This fantastic exhibition exploring black music in Britain over the last 100 years is free, available until 4th November and seriously worth a visit.
On at the Black Cultural Archives in Brixton, Black Sound not only covers pretty much every genre of music but also demonstrates the ways in which black British music has heavily influenced culture, society and politics.
With so much to include the exhibition manages to mention all the most important eras and musical movements you didn't realise had such a huge impact on society at the time.
Of course, it focuses a lot on the Do It Yourself culture of many of these genres and how underground scenes constantly and quickly broke into the mainstream.
Here are some of the key chronological points:
1919 - Southern Syncopated Orchestra arrives in London, playing a mix of jazz and calypso in various clubs in the west end.
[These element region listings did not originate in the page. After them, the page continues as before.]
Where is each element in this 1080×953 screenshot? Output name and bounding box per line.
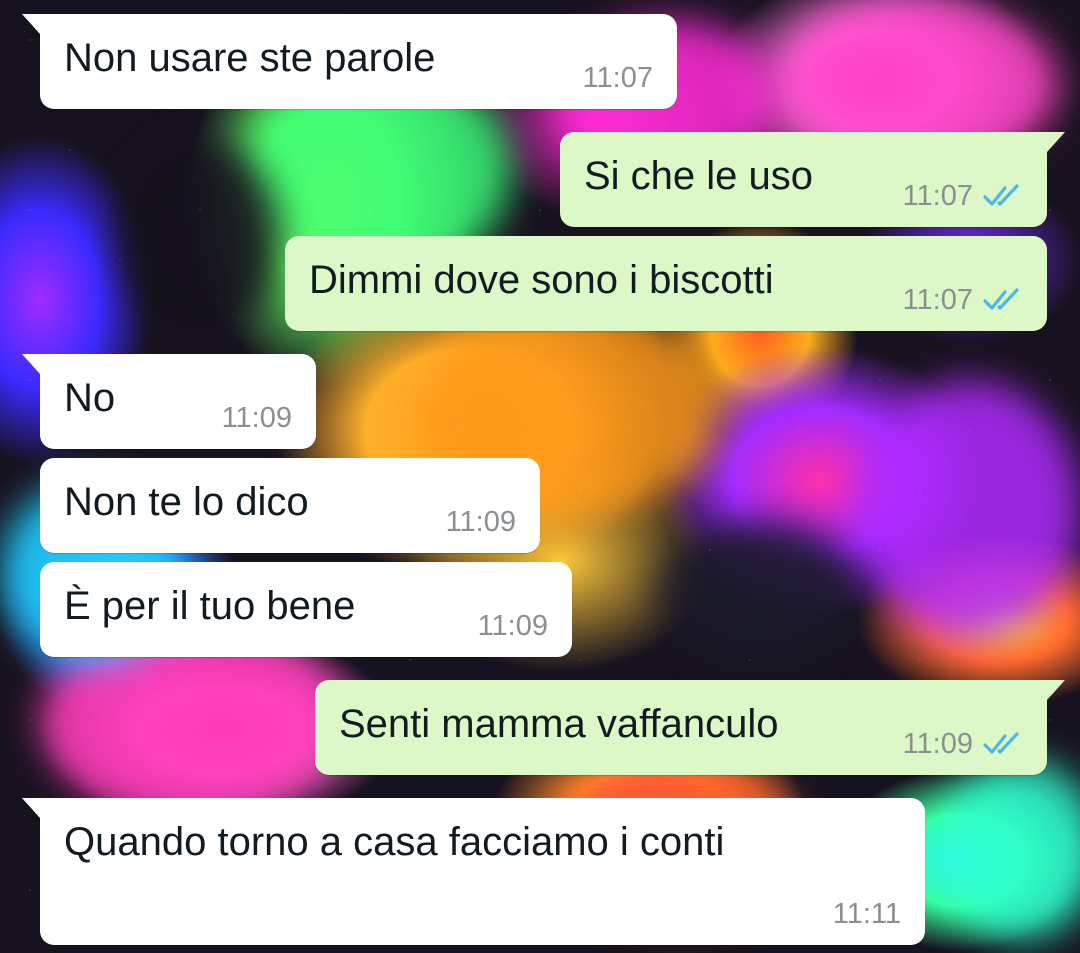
message-time: 11:07 — [902, 180, 973, 212]
message-meta: 11:09 — [222, 401, 292, 435]
incoming-message-bubble[interactable]: No 11:09 — [22, 354, 316, 449]
message-text: Quando torno a casa facciamo i conti — [64, 820, 725, 864]
message-meta: 11:07 — [903, 179, 1023, 213]
incoming-message-bubble[interactable]: È per il tuo bene 11:09 — [40, 562, 572, 657]
incoming-message-bubble[interactable]: Non usare ste parole 11:07 — [22, 14, 677, 109]
message-time: 11:11 — [832, 898, 901, 930]
message-text: Non te lo dico — [64, 480, 309, 524]
outgoing-message-bubble[interactable]: Si che le uso 11:07 — [560, 132, 1065, 227]
incoming-message-bubble[interactable]: Non te lo dico 11:09 — [40, 458, 540, 553]
message-meta: 11:07 — [903, 283, 1023, 317]
message-time: 11:09 — [902, 728, 973, 760]
message-time: 11:07 — [902, 284, 973, 316]
read-double-check-icon — [983, 184, 1023, 208]
message-meta: 11:07 — [583, 61, 653, 95]
message-text: Dimmi dove sono i biscotti — [309, 258, 774, 302]
outgoing-message-bubble[interactable]: Dimmi dove sono i biscotti 11:07 — [285, 236, 1047, 331]
message-meta: 11:11 — [833, 897, 901, 931]
message-text: Si che le uso — [584, 154, 814, 198]
read-double-check-icon — [983, 288, 1023, 312]
message-meta: 11:09 — [446, 505, 516, 539]
message-meta: 11:09 — [478, 609, 548, 643]
outgoing-message-bubble[interactable]: Senti mamma vaffanculo 11:09 — [315, 680, 1065, 775]
message-time: 11:09 — [477, 610, 548, 642]
read-double-check-icon — [983, 732, 1023, 756]
chat-message-list[interactable]: Non usare ste parole 11:07 Si che le uso… — [0, 0, 1080, 953]
message-meta: 11:09 — [903, 727, 1023, 761]
message-text: È per il tuo bene — [64, 584, 356, 628]
message-text: Non usare ste parole — [64, 36, 436, 80]
incoming-message-bubble[interactable]: Quando torno a casa facciamo i conti 11:… — [22, 798, 925, 945]
message-time: 11:09 — [445, 506, 516, 538]
message-text: No — [64, 376, 116, 420]
message-text: Senti mamma vaffanculo — [339, 702, 779, 746]
message-time: 11:07 — [582, 62, 653, 94]
message-time: 11:09 — [221, 402, 292, 434]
Invited to perform at Buckingham Palace.
1942 - Rudolph Dunbar becomes the first black man to conduct the London Philharmonic Orchestra and at the Royal Albert Hall too.
1948 - Lord Kitchener arrives on the Windrush after the war and 2 years later makes music with Lord Beginner at Abbey Road with EMI Records.
1958 – King of Afrobeat/funk Fela Kuti comes to Britain to study medicine and makes his recording debut a year later. He goes on to record Fela’s London Scene in 1971.
1976 – After the 1960’s Reggae, Dub and Trojan explosion, Black Echoes launches. The paper was the starting point for artists like the late Smiley Culture and Tippa Irie. Cities like Liverpool and Birmingham (Steel Pulse and later Musical Youth) follow in the footsteps of the capital.
1984 - Kiss FM launches playing mostly black music with influential DJs such as Trevor Nelson and Norman Jay. Bristol’s The Wild Bunch also begins.
1986 – Later in the decade, with the aid of Soul II Soul, London Posse and Rodney P originate a sound that is seen as the beginning of UK hip-hop.
1988 - A Guy Called Gerald releases acid house classic Voodoo Ray, mixing the Manchester rave sound with London’s growing jungle scene.
1994 - Rinse FM launches in Tower Hamlets and garage is born to offer less intense rooms at jungle raves.
1998 - Drum ‘n’ Bass hits the mainstream as David Bowie features on Goldie’s Truth.
2000’s - Artful dodger, Craig David and So Solid Crew become regulars on top of the pops and from these 90’s genres, both grime and dubstep are developed.
2002 – A pivotal year for today’s current black British music scene we know and love. Roll Deep is formed, Ms Dynamite, wins a Mercury prize and 1xtra is set up.
The quantity of information in this exhibition is remarkable yet the quality is by no means compromised so go check it out especially before Notting Hill Carnival!